In the very early days of working with your client, these will be the busiest; your client will be struggling to keep on top of the workload if they are the sole person behind the operation. During this time, you have to work cohesively with your client to make sure they are keeping on top of everything. As an accountant, you have lots of relevant expertise you can use to help your client during this stage. Ensure that all the start-ups books and financial accounts are being kept up to date, that your client is constantly aware of the start-ups cash flow, available finances and always ensure that there is cash available for making investments or repayments.
Slowing Things Down
It is highly likely that your client will be very eager to go forward, full steam ahead and start eyeing up possibilities for expansion. Whilst this is admirable, expansion costs money: where is this money going to come from, though?
It is rare for start-ups to bring in serious amounts of money from day one, so you – as the industry expert – will need to ensure your client is aware that it is not always commercially viable to try and expand from day one. Expansion is a slow process which requires a lot of money, and you should try and slow your eager client down to prevent the start-up going under.
Although your client is in charge of the start-up company, your influence and expertise will be relied on heavily and your client should be happy to take on board what you are saying; you have a great deal of influence and should use it to best benefit the company.
When it comes to it, as an accountant, you can help your client raise funds to invest in growth. Although crowdfunding and angel investments are always nice, these don’t always happen. The next best way to secure funds for expansion – when the time is right – is through securing overdrafts or taking out loans from banks.

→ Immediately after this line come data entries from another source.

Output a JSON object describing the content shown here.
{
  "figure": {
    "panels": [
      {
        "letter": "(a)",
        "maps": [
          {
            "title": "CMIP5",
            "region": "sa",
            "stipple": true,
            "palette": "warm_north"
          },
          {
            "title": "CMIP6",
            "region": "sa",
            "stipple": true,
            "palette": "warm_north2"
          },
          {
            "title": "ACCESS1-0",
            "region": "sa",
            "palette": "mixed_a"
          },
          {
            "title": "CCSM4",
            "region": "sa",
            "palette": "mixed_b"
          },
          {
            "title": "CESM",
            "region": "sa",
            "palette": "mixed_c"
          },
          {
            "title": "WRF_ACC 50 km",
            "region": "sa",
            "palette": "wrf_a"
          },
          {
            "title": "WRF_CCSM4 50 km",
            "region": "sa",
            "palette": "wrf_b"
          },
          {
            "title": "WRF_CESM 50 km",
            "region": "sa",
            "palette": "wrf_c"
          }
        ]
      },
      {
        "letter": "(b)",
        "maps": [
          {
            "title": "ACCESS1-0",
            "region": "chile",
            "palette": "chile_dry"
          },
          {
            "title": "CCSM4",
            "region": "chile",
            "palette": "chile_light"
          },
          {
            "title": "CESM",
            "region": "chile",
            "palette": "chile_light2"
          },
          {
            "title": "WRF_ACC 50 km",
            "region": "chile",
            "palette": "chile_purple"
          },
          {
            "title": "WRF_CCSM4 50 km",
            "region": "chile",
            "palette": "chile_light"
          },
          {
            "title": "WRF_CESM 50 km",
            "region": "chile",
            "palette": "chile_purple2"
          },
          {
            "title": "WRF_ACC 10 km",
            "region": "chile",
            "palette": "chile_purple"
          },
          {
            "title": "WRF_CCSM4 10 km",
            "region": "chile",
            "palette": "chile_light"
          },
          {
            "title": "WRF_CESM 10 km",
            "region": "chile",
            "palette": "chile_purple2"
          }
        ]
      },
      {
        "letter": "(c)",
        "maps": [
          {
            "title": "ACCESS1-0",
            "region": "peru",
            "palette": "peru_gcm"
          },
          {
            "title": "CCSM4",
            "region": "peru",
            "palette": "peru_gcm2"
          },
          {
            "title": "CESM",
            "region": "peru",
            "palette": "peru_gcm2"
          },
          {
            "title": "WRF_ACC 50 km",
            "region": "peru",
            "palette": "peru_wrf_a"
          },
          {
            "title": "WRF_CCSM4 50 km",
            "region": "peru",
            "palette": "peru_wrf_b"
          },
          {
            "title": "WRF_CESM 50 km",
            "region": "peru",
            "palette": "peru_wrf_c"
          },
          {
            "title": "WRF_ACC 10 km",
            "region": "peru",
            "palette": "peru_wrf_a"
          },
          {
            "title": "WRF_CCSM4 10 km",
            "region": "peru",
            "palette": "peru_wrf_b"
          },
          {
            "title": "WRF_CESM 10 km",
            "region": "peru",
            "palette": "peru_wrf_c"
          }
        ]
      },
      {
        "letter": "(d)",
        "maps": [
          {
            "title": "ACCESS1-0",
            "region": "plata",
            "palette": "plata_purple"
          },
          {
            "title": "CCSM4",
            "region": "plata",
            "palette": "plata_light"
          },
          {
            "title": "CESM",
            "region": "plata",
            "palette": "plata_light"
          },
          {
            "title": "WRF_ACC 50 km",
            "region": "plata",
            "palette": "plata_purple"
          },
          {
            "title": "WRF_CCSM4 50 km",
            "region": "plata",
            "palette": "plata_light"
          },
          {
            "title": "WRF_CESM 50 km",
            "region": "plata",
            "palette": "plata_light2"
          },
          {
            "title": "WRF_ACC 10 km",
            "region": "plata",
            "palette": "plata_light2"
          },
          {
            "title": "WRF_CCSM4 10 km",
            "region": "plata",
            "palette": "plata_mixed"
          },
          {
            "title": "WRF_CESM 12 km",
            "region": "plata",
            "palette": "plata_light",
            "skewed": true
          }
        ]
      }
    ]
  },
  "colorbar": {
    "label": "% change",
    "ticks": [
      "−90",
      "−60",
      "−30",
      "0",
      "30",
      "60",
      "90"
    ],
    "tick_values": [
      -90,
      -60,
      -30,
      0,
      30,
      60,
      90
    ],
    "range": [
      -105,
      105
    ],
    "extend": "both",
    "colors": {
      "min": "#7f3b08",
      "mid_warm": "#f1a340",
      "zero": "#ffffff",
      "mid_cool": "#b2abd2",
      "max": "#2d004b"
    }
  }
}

What if My Client Does Not Listen?
Things don’t always go according to plan and clients are not always easy to work with. Unfortunately, you will not always have a client who is willing to listen to what you have to say.
It is important to be firm but fair. After all, you are a seasoned expert and whilst your client may be running the company on paper, you have a lot of knowledge to give. Don’t be afraid to say things as they are and give your client a dose of the truth. After all, you are paid to help your client run their business successfully, not run it into the ground.
If your client is being reckless or ignorant, just be honest and upfront. It is better to tell your client what will happen if they refuse to take your advice, as opposed to letting your client find out what will happen for themselves.